Research Interests

The overall research undertaken in our lab has two fundamental goals, both focused on the chemistry/biology interface. One goal is to develop new methods and technologies, while the second goal is to investigate fundamental questions. The philosophy of the lab is to mesh each of the goals so that they can feed into the other in a smooth and dynamic manner. The new technologies will be utilized to help answer fundamental questions and this basic research will necessitate the development of additional methods. The novel techniques will be developed with an eye on generality and additional applications. They will initially focus on combinatorial techniques that not merely employ vast collections of molecules, but unleash the power and intellectual satisfaction of focused design. The fundamental biological systems of interest will be focused on understanding the role protein-protein interactions play in the key cellular process of apoptosis (controlled cell death), how primary, secondary, and tertiary structure of proteins affect their quaternary structure and self assembly processes, and whether it is possible to convert overly reactive, non-specific compounds into specific ones that target key HIV and Alzheimer’s Disease proteins.

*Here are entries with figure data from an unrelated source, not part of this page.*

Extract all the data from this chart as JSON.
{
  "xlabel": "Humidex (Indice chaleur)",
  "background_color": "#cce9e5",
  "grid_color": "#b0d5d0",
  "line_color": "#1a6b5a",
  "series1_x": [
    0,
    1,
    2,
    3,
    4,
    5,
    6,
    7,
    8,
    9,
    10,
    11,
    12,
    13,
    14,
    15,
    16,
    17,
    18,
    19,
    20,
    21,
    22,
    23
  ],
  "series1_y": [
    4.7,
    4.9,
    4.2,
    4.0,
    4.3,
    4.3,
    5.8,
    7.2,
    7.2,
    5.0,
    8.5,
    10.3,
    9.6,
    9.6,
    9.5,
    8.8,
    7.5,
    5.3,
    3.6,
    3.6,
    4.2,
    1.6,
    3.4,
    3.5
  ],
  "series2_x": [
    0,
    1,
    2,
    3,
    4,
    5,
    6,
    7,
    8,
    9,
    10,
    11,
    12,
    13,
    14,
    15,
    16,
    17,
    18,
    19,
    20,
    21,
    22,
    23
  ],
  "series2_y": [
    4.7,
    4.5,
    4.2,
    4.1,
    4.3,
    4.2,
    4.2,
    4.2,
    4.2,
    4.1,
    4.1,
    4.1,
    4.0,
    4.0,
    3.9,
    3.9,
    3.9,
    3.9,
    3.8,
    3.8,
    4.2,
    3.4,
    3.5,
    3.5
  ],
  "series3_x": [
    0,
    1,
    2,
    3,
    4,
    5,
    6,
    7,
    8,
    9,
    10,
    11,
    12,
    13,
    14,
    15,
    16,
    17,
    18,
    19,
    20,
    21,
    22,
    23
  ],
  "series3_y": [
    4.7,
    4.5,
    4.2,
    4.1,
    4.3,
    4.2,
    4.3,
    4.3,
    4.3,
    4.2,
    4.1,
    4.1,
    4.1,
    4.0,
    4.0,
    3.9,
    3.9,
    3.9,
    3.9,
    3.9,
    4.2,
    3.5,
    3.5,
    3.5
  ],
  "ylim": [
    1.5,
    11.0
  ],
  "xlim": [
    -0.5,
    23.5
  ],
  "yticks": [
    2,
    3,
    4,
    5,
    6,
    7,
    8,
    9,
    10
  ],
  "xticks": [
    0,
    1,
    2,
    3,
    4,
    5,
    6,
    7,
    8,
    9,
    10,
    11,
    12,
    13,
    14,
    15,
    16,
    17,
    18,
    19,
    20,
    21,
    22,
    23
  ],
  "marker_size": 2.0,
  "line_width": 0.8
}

This project sets out to establish a general strategy for the development of modulators of protein-protein interactions by screening two phage display libraries of proteins against a library of small molecules to find mutant proteins that only dimerize in the presence of the small molecule. Protein library members will be selected that, together, generate an appropriately sized cavity (“hole”) that is filled by a specific small molecule (“bump”). The initial protein libraries will be based on four helix bundle dimers. The “hits” will be screened for activity, selectivity, and orthogonality, in the presence and absence of the small molecules, by forming a fusion to parts of the green fluorescent protein (GFP). The resulting four helix bundle/small molecule systems will be advanced both as rapidly generated small molecule sensors (as the GFP fusions) for chemical warfare agents and as tools to unraveling key cellular process through fusion to various other proteins of interest (i.e. "chemical inducers of dimerization"). Additionally, the hits will be analyzed to help understand the fundamentals of protein-small molecule recognition processes. In parallel, this screening strategy will be applied to understanding how Bcl-2 family members propagate apoptotic signals through protein-protein interactions with each other. The dimerization surface of each partner will be rationally diversified and mutants will be selected that dimerize only in the presence of small molecules. The resulting hits will be introduced into eukaryotic cell lines and probed with and without the small molecule dimerizing agents to determine the role the protein pair has on apoptotic signaling. This strategy should prove universal to other protein-protein systems and will allow their manipulation without the need to form potentially disrupting fusion proteins as commonly used in chemical inducers of dimerization applications.

Small Molecule Warhead/Peptide mRNA Display to Discover Anti-Retroviral and Anti-Amyloid Compounds

This project will develop a general method to modulate the reactivity or specificity of “warhead” functionality against key disease related proteins. These warheads will have known activity but may be not be viable for the development of drugs (due to a lack of binding specificity or the possession of broad-based reactivity). The technology will involve the development of mRNA libraries that not only present and tag a randomized peptide domain, but also a small molecule warhead. Specifically, this technique will be used to screen a small library of disulfide-containing molecules, with a wide range of redox properties, against the HIV nucleocapsid protein as a general strategy to discover molecules which can be developed into antiretroviral compounds. Additionally, the specificity of dye molecules known to non-specifically bind amyloid aggregates will be tuned through this technique to find labels and potential antagonists of specific amyloidogenic proteins such as beta-amyloid, which has been demonstrated to play a key role in Alzheimer’s Disease.

Semi-Rationally Designed Four Helix Bundle Proteins That Self-Assemble into Capsules With Novel
Sizes and Shapes

Many ferritin proteins self-assemble into protein capsules. This project will focus on formation of protein capsules with novel sizes and shapes by domain swapping of two four helix bundle ferritin proteins which naturally self-assemble into different size protein capsules. Whole helicies or parts of the helicies will be swapped to form a small library of proteins. These libraries will be screened for the formation of assemblies that differ in size and shape from those formed by the native proteins. Along with investigating the fundamental question of protein folding, this strategy will be applied to the templating of inorganic nano-particles of novel size, shape, and materials properties.